PSCOs transfer is the latest in a series of moves that trimmed down the agencies under the Office of the President in an attempt to clean up and maximize revenue generation.
Earlier, the Department of Finance (DOF) took over the supervision of the Philippine Amusement and Gaming Corp (PAGCOR) but finance officials have already hit a stone wall trying to sort out the agencys finances.
Sources at the DOF disclosed over the weekend that after the transfer of PAGCOR, President Arroyo wanted the DSWD to have full control over PCSO for its own cash and capital requirements.
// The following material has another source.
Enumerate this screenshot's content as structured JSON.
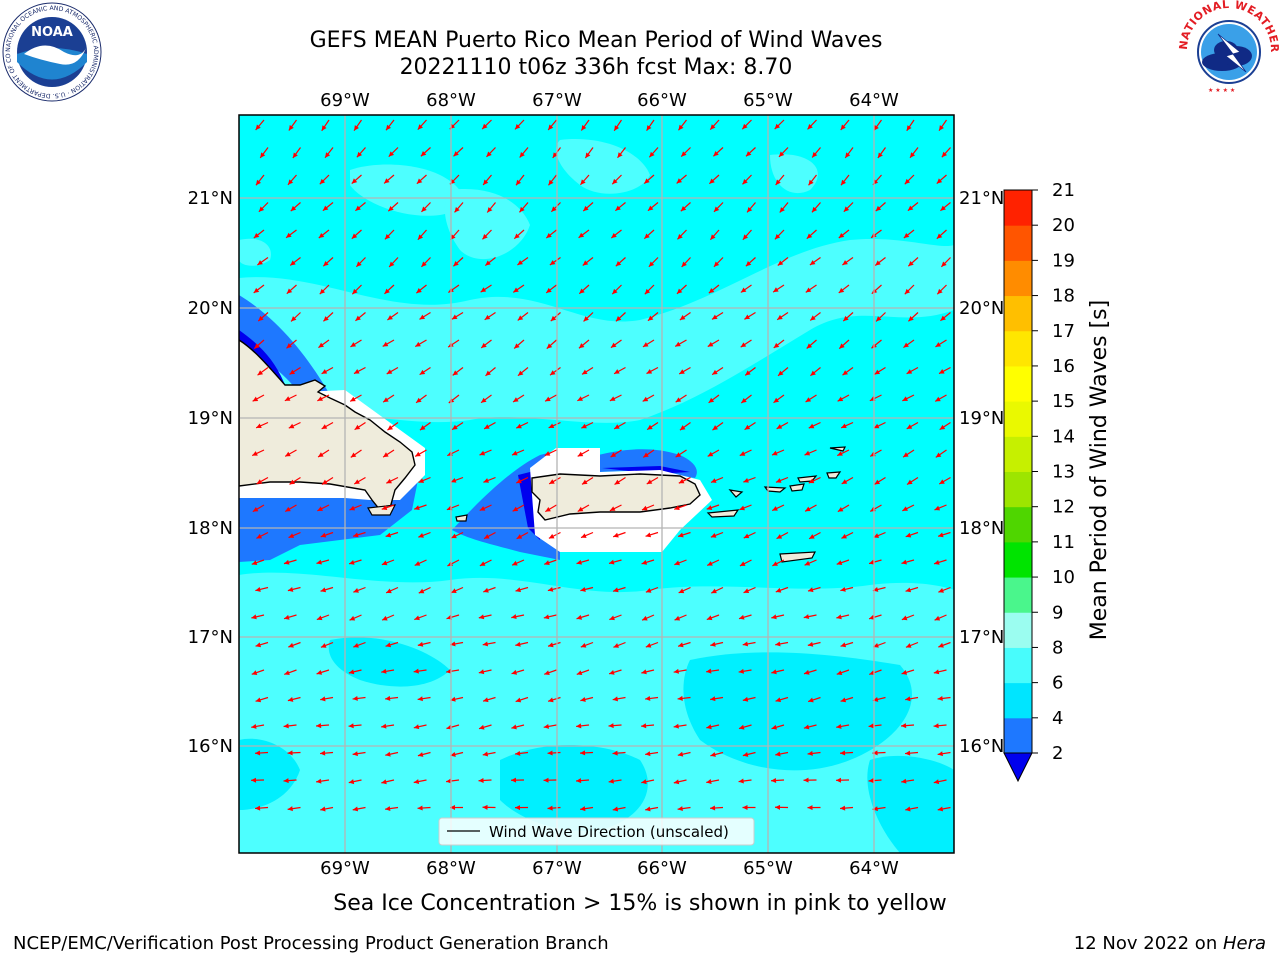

Sources said an executive order was being drafted, transferring the authority to the DSWD which would thereafter be charged to rationalize PSCOs income and the operation of some 50 PCSO lotto outlets in Metro Manila alone.
The transfer of PSCO to the DSWS is coming out shortly after the controversy over the resignation of DSWD Secretary Dinky Juliano-Soliman to give way to Vice President Noli de Castro.
De Castro has been promised by Mrs. Arroyo to take over the DSWD once elected into office.
Malacanang has already transferred three revenue-generating agencies to the DOF.
Transferred to the DOF were the Philippine Amusement and Gaming Corp. (PAGCOR), the Public Estates Authority and the Cooperative Development Authority.
Sources said DOF officials have met resistance specifically from PAGCOR as they initiated proceedings for the review of its financials and revenue targets.
According to Budget Secretary Emilia T. Boncodin, however, there was no reason for PAGCOR to delay opening up its financial sheets for a review.